[pwg]

I said nothing at all about sha1 being "the best ... you could pick". You read that in from somewhere.

I said it (sha1) was significantly better than MD5 or plaintext. That neither says nor implies that sha1 is best, just that it was better than other options that some might have chosen in 2012.

[tptacek]

And that is false, sorry to say. Plainly false. The weaknesses unique to MD5 (in 2012) and SHA1 (in 2016) don't matter for password hash constructions. The weaknesses shared by salted MD5, SHA1, SHA2, and SHA3 --- each a distinct construction from the underlying hash --- matter hugely for password storage.

The problem is that MD5, SHA1, SHA2, and SHA3 are not password hashes. The password hash constructions in common use are PBKDF2, bcrypt, scrypt, and Argon2. Some of them use SHA2 as a primitive, some of them don't, but none of them work by simply concatenating a salt with a password and hashing.

[akvadrako]

It doesn't matter if it's a "password hash" if it's a cryptographically secure hash and a long enough password. If it can withstand all the attacks that give you shortcuts to finding out what the input was, given the output, it's fine.

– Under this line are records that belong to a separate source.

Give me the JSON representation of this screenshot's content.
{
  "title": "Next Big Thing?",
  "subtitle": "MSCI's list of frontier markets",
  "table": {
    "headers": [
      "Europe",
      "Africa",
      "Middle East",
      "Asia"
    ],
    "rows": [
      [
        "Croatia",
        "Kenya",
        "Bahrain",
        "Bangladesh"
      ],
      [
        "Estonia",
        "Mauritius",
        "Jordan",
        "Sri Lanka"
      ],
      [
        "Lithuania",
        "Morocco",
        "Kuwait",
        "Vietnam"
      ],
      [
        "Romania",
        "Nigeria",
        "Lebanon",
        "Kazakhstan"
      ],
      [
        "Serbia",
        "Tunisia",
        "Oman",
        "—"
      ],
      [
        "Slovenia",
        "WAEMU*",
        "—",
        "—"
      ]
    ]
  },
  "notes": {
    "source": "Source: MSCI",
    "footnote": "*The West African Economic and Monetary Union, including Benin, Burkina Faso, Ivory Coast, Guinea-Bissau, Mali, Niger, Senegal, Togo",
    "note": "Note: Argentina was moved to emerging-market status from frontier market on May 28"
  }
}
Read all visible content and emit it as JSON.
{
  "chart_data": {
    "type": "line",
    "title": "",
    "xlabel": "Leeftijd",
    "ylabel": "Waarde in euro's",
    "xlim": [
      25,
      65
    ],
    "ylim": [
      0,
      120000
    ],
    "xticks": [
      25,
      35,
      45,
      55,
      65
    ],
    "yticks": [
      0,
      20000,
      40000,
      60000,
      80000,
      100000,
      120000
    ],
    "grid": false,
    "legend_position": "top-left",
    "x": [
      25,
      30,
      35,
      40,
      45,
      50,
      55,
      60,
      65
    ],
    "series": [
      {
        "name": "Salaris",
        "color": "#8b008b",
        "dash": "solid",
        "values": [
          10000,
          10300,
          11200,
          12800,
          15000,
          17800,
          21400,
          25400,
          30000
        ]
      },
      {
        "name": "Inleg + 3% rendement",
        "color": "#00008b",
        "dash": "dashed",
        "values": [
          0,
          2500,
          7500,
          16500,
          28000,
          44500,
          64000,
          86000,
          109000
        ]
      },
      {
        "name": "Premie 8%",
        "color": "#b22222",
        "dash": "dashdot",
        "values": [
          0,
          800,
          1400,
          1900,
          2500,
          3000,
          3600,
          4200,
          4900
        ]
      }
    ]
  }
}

Password hashes only help protect against brute force searches by increasing the cost to attack linearly with the cost to verify. But that isn't a great tradeoff and isn't future-proof.

[fulafel]

All the crypto engineering that goes into password hashes is about the fact that passwords aren't long enough, so your "if" caveat makes your argument rather disconnected from the real world. People won't use passwords with the sufficient amount of entropy, they couldn't even if they wanted to (because of memorizing difficulties, typos, lack of good text entry UI on mobile devices, etc).

As long as you're using a password entry field designed for manual entry, you can't credibly counter that with "people should use password managers and autogenerated long line-noise passwords". Because you can't base your security upon all your users taking the initiative and doing the power-user non-default thing.

[akvadrako]

It's also true that even with a "password hash" your short password is not secure. It makes the attack more expensive, maybe from $10 to $10000 today, or $1000 next year. But practically that isn't something you should rely on.

[fulafel]

Now you flipped over to the other extreme :) I'll leave it to others to argue how there are parameters that make an acceptable tradeoff for proof-of-work hashes like scrypt for many applications.

[akvadrako]

I didn't flip - my point is "password hashes" and other secure hashes are similarly secure. You need a long password to trust it won't be brute-forced.